Can PLS help with residential aged care costs?

There are a few scenarios where the government’s Pension Loans Scheme can support those requiring residential aged care who need to keep their home.  

The government’s Pension Loans Scheme (PLS) can assist in funding residential aged care costs where seniors don’t have the readily available cash but do own their home.

Many people needing aged care for themselves or their partner who want (or need) to hold onto the family home are not aware that PLS can provide them with the financial support they need. Put simply, many seniors in need of care and assistance can fund the help they need by releasing some of the equity in their home.

Moving into residential aged care is already a traumatic and stressful time not just for the person moving into care but for the whole family. Finding a suitable place can be challenging enough as it usually needs to happen in very short timeframes and unfortunately, the funding of residential aged care places can be complex, adding to the anxiety.

Pension Boost has produced an informative blog on how PLS can assist these families.

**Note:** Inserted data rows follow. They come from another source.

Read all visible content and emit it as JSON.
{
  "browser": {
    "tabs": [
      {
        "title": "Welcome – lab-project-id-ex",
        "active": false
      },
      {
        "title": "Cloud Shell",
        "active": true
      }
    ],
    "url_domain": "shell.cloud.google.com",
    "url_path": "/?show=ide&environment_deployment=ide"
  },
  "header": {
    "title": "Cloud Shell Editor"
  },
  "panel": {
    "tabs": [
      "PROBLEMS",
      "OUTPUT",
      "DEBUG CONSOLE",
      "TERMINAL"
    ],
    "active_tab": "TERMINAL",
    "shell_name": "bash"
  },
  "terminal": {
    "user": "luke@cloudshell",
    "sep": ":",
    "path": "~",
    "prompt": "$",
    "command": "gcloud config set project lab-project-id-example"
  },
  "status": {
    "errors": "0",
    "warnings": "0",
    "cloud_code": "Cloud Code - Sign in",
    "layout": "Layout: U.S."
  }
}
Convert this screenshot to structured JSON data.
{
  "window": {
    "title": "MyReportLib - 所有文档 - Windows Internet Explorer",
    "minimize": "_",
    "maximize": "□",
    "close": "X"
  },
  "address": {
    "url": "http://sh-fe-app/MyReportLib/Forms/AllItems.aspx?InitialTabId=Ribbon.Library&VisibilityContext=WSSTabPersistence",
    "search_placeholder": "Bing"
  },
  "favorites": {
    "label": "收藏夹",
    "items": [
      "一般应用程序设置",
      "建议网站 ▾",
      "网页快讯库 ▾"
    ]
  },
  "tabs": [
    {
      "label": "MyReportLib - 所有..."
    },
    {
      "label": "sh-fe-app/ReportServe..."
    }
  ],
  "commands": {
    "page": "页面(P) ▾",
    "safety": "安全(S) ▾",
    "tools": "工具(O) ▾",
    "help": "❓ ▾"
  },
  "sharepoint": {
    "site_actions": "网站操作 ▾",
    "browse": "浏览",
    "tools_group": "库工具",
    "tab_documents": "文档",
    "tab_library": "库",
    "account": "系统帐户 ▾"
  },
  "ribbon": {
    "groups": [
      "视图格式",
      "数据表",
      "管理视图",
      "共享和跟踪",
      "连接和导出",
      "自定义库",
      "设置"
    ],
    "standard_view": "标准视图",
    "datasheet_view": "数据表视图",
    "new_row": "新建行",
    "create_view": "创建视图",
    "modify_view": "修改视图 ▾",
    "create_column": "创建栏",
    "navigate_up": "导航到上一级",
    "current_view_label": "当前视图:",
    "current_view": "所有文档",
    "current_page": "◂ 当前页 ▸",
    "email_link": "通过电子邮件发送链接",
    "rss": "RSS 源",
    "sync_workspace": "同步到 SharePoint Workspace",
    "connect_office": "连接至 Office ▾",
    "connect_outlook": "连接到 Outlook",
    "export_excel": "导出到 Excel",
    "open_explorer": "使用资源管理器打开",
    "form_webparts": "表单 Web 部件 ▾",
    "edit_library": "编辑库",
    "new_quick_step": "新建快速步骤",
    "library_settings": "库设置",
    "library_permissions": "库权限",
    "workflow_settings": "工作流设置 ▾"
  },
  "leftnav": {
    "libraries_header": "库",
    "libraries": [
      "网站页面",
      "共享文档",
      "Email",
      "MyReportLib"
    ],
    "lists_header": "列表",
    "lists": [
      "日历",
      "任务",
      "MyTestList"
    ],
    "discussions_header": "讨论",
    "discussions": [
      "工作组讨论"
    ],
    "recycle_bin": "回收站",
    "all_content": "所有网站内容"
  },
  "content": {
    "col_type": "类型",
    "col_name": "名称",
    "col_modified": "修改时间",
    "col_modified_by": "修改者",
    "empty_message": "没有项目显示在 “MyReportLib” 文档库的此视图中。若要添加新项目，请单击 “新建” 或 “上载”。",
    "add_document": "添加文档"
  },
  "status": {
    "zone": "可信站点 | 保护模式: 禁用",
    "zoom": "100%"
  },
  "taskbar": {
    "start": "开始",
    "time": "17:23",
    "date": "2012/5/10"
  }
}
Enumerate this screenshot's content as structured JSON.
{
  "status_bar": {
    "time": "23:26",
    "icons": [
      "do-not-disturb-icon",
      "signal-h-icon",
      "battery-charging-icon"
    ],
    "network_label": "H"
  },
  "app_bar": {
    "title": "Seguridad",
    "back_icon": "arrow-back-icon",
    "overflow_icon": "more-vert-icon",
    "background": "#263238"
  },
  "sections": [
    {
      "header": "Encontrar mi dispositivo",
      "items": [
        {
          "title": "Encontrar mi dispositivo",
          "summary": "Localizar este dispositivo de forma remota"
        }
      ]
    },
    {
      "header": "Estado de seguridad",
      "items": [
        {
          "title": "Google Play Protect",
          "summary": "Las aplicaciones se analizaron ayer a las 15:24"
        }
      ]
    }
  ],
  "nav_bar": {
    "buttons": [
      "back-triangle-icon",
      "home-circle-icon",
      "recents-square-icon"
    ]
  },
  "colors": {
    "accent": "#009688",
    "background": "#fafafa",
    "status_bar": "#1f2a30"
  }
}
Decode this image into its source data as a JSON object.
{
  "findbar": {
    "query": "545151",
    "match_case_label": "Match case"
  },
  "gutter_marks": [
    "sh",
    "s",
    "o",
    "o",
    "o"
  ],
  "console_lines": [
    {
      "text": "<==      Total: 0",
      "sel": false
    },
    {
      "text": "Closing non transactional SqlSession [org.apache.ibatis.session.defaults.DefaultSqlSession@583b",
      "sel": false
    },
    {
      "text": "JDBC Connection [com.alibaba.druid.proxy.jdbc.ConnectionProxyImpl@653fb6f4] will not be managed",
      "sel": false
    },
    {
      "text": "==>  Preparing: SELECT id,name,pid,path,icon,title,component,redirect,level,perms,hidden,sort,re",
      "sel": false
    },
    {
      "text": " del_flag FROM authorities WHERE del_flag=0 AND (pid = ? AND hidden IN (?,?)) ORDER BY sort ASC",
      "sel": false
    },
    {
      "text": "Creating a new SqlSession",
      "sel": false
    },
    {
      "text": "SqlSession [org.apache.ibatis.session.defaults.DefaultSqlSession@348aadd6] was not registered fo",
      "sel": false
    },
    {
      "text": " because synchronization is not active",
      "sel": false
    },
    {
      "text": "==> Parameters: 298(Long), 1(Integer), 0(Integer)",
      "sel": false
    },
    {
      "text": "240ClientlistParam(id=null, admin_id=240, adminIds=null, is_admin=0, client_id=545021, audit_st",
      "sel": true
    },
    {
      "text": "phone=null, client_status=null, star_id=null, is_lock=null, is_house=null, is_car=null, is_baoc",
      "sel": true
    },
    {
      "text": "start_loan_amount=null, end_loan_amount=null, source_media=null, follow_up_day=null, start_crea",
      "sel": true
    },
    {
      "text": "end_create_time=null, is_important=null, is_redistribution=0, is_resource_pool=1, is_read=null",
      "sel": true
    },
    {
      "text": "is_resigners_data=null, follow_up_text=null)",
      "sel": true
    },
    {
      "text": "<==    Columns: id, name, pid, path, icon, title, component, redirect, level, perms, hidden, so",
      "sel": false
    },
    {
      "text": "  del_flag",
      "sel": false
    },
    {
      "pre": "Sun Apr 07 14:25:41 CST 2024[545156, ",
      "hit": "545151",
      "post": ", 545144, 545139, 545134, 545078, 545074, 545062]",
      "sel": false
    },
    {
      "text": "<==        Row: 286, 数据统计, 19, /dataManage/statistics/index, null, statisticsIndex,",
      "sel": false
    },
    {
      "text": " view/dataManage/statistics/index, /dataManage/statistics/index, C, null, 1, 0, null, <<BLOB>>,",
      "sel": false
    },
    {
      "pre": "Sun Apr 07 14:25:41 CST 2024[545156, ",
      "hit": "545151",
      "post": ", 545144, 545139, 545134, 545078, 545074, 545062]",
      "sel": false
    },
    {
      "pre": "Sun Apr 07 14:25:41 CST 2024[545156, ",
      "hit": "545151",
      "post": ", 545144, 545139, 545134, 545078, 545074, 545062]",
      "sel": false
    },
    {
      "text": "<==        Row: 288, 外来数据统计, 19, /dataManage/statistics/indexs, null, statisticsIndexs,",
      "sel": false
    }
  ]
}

Aged care specialist advice firm, Alteris Lifestyle and Care, collaborated with Pension Boost to produce case studies to guide seniors, their families and advisers on how the PLS might assist in situations where the home can’t be sold to fund care costs:

Bill and Beverley’s case study: Husband requires aged care, wife at home

Bill (85) and Beverley (83) are part pensioners living in Sydney and Bill now requires residential care. Their chosen facility has an accommodation payment of $450,000. The facility also provides additional services totalling $20 per day.

They have $550,000 in cash and savings and would like to use $450,000 to pay Bill’s accommodation payment as a lump sum Residential Accommodation Deposit (RAD) and maintain cash in reserve of $100,000. Their home, which they own outright, is worth $1.4 million and they have personal assets of around $10,000.

Under the PLS they can access a further $952 each per fortnight (extra $24,770 per year) to help top-up their income.  Using the PLS, they chose to draw down $503 per fortnight ($13,078 per annum) to supplement their combined pension income and cover both Bill’s ongoing care costs and Beverley’s living expenses.

Jan’s case study – needs aged care and wants to keep unit for her children

Jan (89) is a full age pensioner living in Melbourne and requires permanent residential aged care. She owns her unit outright and it is worth $570,000. Jan does not want to sell or rent her unit to fund her accommodation or ongoing care costs because she wishes to leave her home to her children. Jan’s only other assets are $75,000 in savings and personal assets of $2,000.

Jan’s accommodation payment at her chosen Aged Care facility is $400,000 and she elects to pay this as a Daily Accommodation Payment (DAP) of $44.27 per day. This is in addition to the Basic Daily Care fee of $52.71 per day, and a Means tested care fee of $2.12 per day. In total Jan’s fortnightly aged care costs are $1,387.40 which exceeds her age pension of $952.70 per fortnight.

Using the PLS, Jan elects to draw down the maximum amount of $476 per fortnight to top up her income and cover her aged care costs as well help cover some of the cost to maintain her unit.

Conclusion:

These case studies demonstrate how seniors who need care and assistance can fund the help they need by releasing some of the equity in their home via the PLS.